Gamma/Aria. Mermaids.


Gamma heard her laughter before he first saw her. It was bright and effusive and it bubbled over the green grass of the hills with the breeze. A siren's call, and it bound every thread of his existence around her.

Aria moved with the grace and purpose of rushing rivers, turquoise and whitewater-magnificent, with the economy of movement of a true Mafia boss. Smooth gestures with her fingers, a chin turned just so, a quick appearance of a frown line; small movements, like silver scales briefly flashing in the hazylight, all with their own liquid meanings and messages.

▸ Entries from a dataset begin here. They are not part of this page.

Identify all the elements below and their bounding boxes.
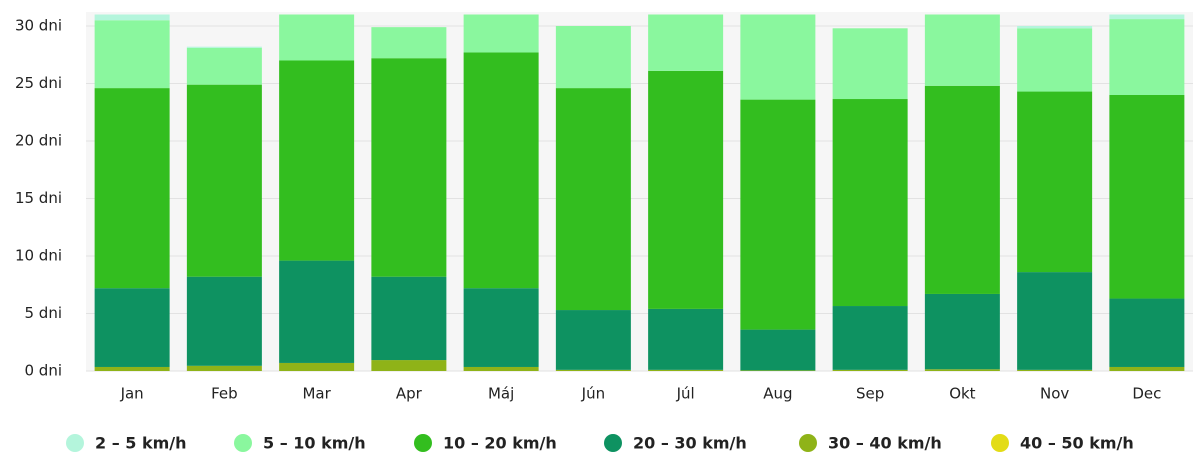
legend-marker (604, 434, 622, 452)
legend-label: 20 – 30 km/h (633, 434, 747, 453)
bar-segment (740, 14, 816, 100)
bar-segment (186, 365, 262, 371)
bar-segment (832, 28, 908, 100)
bar-segment (1017, 28, 1093, 92)
x-tick-label: Júl (676, 385, 695, 403)
legend-label: 10 – 20 km/h (443, 434, 557, 453)
y-tick-label: 20 dni (15, 132, 62, 150)
x-tick-label: Aug (763, 385, 792, 403)
y-tick-label: 0 dni (24, 362, 62, 380)
y-tick-label: 15 dni (15, 189, 62, 207)
bar-segment (94, 88, 170, 289)
bar-segment (555, 369, 631, 371)
bar-segment (1017, 91, 1093, 273)
bar-segment (832, 369, 908, 371)
bar-segment (924, 293, 1000, 370)
bar-segment (832, 306, 908, 370)
bar-segment (463, 14, 539, 53)
bar-segment (463, 52, 539, 289)
bar-segment (1017, 369, 1093, 371)
plot-background (86, 12, 1193, 371)
x-tick-label: Jún (581, 385, 605, 403)
y-tick-label: 30 dni (15, 17, 62, 35)
bar-segment (740, 370, 816, 371)
bar-segment (186, 276, 262, 366)
bar-segment (279, 14, 355, 61)
legend-marker (66, 434, 84, 452)
legend-marker (991, 434, 1009, 452)
legend-marker (414, 434, 432, 452)
bar-segment (463, 366, 539, 371)
x-tick-label: Jan (120, 385, 144, 403)
bar-segment (648, 308, 724, 370)
bar-segment (371, 58, 447, 277)
bar-segment (94, 366, 170, 371)
legend-label: 40 – 50 km/h (1020, 434, 1134, 453)
bar-segment (924, 85, 1000, 294)
bar-segment (279, 60, 355, 261)
bar-segment (279, 362, 355, 371)
bar-segment (94, 20, 170, 89)
bar-segment (1109, 366, 1185, 371)
bar-segment (1109, 298, 1185, 367)
bar-segment (186, 47, 262, 85)
x-tick-label: Okt (949, 385, 975, 403)
bar-segment (94, 288, 170, 367)
bar-segment (186, 46, 262, 48)
x-tick-label: Sep (856, 385, 884, 403)
bar-segment (648, 14, 724, 71)
bar-segment (924, 14, 1000, 86)
x-tick-label: Apr (396, 385, 423, 403)
bar-segment (1017, 26, 1093, 29)
bar-segment (648, 369, 724, 371)
bar-segment (740, 99, 816, 330)
bar-segment (555, 310, 631, 370)
bar-segment (186, 84, 262, 277)
bar-segment (555, 26, 631, 89)
bar-segment (279, 260, 355, 363)
legend-label: 5 – 10 km/h (263, 434, 366, 453)
bar-segment (371, 360, 447, 371)
bar-segment (1109, 19, 1185, 96)
bar-segment (371, 276, 447, 361)
bar-segment (648, 70, 724, 309)
y-tick-label: 5 dni (24, 304, 62, 322)
bar-segment (555, 88, 631, 311)
bar-segment (1109, 95, 1185, 299)
y-tick-label: 25 dni (15, 74, 62, 92)
bar-segment (94, 14, 170, 21)
x-tick-label: Feb (211, 385, 238, 403)
bar-segment (832, 99, 908, 307)
bar-segment (1017, 272, 1093, 370)
legend-label: 30 – 40 km/h (828, 434, 942, 453)
bar-segment (463, 288, 539, 367)
x-tick-label: Máj (488, 385, 514, 403)
bar-segment (1109, 14, 1185, 20)
y-tick-label: 10 dni (15, 247, 62, 265)
bar-segment (740, 329, 816, 371)
x-tick-label: Dec (1132, 385, 1161, 403)
x-tick-label: Nov (1040, 385, 1069, 403)
legend-marker (234, 434, 252, 452)
bar-segment (924, 369, 1000, 371)
bar-segment (371, 27, 447, 59)
legend-marker (799, 434, 817, 452)
x-tick-label: Mar (302, 385, 331, 403)
legend-label: 2 – 5 km/h (95, 434, 187, 453)
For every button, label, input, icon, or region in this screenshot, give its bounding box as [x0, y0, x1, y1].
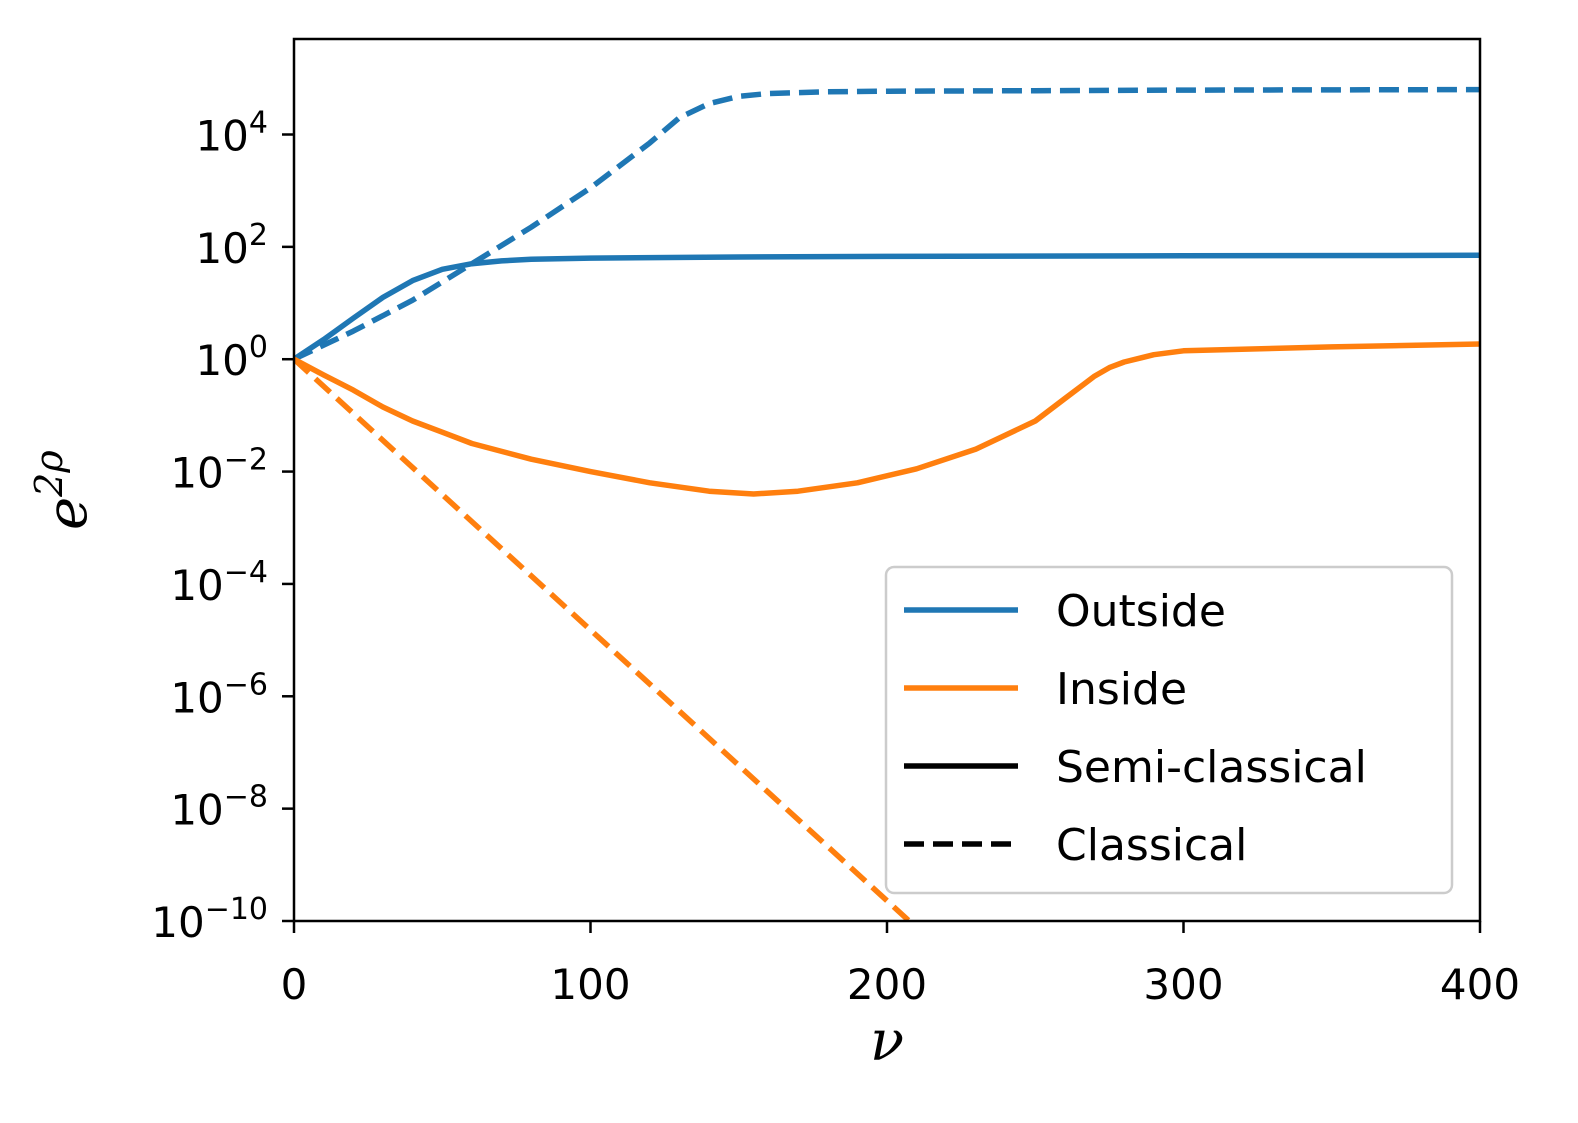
x-tick-label: 0 — [281, 960, 308, 1009]
series-line-inside-semi-classical — [294, 341, 1480, 497]
legend: Outside Inside Semi-classical Classical — [884, 565, 1454, 895]
series-line-inside-classical — [294, 357, 912, 921]
y-tick-label: 10−2 — [170, 443, 268, 498]
y-tick-label: 104 — [195, 106, 268, 161]
x-tick-label: 100 — [550, 960, 630, 1009]
y-tick-label: 10−10 — [151, 892, 268, 947]
y-axis-label: e2ρ — [27, 450, 100, 530]
legend-label-classical: Classical — [1056, 820, 1247, 871]
y-axis-label-exponent: 2ρ — [27, 450, 71, 498]
legend-label-outside: Outside — [1056, 586, 1226, 637]
series-layer — [294, 86, 1480, 921]
y-axis-label-base: e — [35, 497, 100, 530]
y-axis: 104 102 100 10−2 10−4 10−6 10−8 10−10 — [151, 106, 294, 947]
svg-text:e2ρ: e2ρ — [27, 450, 100, 530]
x-tick-label: 200 — [847, 960, 927, 1009]
y-tick-label: 10−8 — [170, 780, 268, 835]
legend-label-inside: Inside — [1056, 664, 1187, 715]
x-tick-label: 300 — [1143, 960, 1223, 1009]
x-axis-label: ν — [870, 1009, 904, 1074]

Aria often wore pearls in occassions which required her to exchange the floppy white hats for more elegant, classic attires: translucent swathes of silk, dark evening gowns with wide slashes for easy running, strappy heels. The pearls winked at people from her throat and her ears, lustrous against her dark hair, and gave Aria an air of calm and mystery, like a tide pool in the evening.

Gamma only called Aria a mermaid only once, because he really imagined she was that, a woman of myth and beauty and indescribable danger. He regretted it as he knelt by her sickbed, a sidearm digging into his ribs and a ring that burned on his finger, gazing into Aria's eyes bluer than Italy's sky, bluer than the deep sea. Mermaid, he had called her, in a teasing mood a long time ago, forgetting that mermaids were ethereal, creatures of mist and sea fog and the mystical ocean, not long for the earth, and eventually fade to sea foam in the hands of men.

(His heart is a wasteland and the sky overhead and in her eyes turns gray and thin as the sea leeches her away.)